Open Market Operations

  • It is the sale and purchase of government securities and treasury bills by RBI or the central bank of the country. The objective of OMO is to regulate the money supply in the economy.
  • When the central bank wants to infuse liquidity into the monetary system, it will buy government securities in the open market. This way it provides commercial banks with liquidity.
  • In contrast, when it sells securities, it curbs liquidity. Thus, the central bank indirectly controls the money supply and influences short-term interest rates.

Liquidity Adjustment Facility (LAF)

  • It is a tool used in monetary policy, primarily by the Reserve Bank of India (RBI) that allows banks to borrow money through repurchase agreements (repos) or to make loans to the RBI through reverse repo agreements.
  • This arrangement is effective in managing liquidity pressures and assuring basic stability in the financial markets.
  •  In the United States, the Federal Reserve transacts repos and reverse repos under its open market operations.
  • The RBI introduced the LAF as a result of the Narasimham Committee on Banking Sector Reforms (1998).

Treasury Bills (T-bills)

  • Treasury bills or T-bills, which are money market instruments, are short term debt instruments issued by the Government of India and are presently issued in three tenors, namely, 91 day, 182 days and 364 days.
  • Treasury bills are zero-coupon securities and pay no interest.

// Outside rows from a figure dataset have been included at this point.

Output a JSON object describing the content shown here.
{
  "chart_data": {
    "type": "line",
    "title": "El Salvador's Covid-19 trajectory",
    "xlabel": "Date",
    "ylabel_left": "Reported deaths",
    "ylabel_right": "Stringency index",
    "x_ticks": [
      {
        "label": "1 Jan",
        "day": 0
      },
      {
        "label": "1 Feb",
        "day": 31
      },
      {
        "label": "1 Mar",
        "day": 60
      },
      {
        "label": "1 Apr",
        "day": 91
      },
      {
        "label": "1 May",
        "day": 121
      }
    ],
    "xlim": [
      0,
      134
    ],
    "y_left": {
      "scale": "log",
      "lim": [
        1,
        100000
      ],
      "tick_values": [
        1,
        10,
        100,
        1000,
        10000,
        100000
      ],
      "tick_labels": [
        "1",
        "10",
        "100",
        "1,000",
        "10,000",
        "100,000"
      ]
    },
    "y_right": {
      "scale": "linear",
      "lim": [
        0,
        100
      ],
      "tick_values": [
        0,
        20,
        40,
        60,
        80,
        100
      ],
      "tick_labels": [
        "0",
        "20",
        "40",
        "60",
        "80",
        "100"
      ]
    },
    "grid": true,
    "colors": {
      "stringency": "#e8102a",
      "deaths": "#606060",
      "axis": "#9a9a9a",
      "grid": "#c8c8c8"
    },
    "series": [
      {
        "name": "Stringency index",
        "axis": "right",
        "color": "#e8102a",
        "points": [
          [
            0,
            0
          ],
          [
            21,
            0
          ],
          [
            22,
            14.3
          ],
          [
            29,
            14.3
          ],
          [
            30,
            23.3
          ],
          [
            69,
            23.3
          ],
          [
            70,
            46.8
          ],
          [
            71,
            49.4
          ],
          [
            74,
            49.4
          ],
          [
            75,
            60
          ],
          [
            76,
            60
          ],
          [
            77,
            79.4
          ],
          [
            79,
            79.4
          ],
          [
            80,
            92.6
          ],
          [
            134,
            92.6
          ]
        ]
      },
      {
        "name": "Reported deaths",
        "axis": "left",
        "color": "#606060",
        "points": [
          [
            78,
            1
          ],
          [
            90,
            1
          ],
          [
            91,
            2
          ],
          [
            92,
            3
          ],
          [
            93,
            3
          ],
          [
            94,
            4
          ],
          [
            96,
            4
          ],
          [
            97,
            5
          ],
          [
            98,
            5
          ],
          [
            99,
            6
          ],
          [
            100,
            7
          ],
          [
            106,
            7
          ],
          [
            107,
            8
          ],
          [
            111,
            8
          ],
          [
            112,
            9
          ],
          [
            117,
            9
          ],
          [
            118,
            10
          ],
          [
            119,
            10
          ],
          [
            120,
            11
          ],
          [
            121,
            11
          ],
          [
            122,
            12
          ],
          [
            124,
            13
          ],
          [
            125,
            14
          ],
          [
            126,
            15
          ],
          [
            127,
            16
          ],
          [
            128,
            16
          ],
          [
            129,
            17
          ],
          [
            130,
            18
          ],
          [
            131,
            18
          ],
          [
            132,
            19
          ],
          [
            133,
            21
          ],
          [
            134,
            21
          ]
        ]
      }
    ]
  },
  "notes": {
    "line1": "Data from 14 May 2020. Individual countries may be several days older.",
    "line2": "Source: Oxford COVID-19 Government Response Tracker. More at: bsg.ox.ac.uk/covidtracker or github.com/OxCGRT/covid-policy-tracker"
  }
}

Cash Management Bills (CMBs)

  • In 2010, the Government of India, in consultation with RBI introduced a new short-term instrument, known as Cash Management Bills (CMBs), to meet the temporary mismatches in the cash flow of the Government of India.
  • The CMBs have the generic character of T-bills but are issued for maturities less than 91 days.

 Dated G-Secs

  • Dated G-Secs are securities that carry a fixed or floating coupon (interest rate) which is paid on the face value, on a half-yearly basis. Generally, the tenor of dated securities ranges from 5 years to 40 years.
  • The Public Debt Office (PDO) of the Reserve Bank of India acts as the registry/depository of G-Secs and deals with the issue, interest payment and repayment of principal at maturity.
  • Most of the dated securities are fixed coupon securities.

Operation Twist

  • RBI’s simultaneous sales and purchases of government securities termed ‘Operation Twist’ and it is a way to manage yields in the market.
  •  It is a program of quantitative easing used by the RBI that was first introduced by the Federal Reserves in the US in 1961.
  • It is designed to induce downward pressure on longer-term interest rates by lowering long-term Treasury yields.
  • The central bank buys long-term notes with the proceeds from short-term bills.
  • This increases demand for Treasury notes. Just like any other assets, as demand rises, so does the price. But higher bond prices are offset by a lower yield for investors.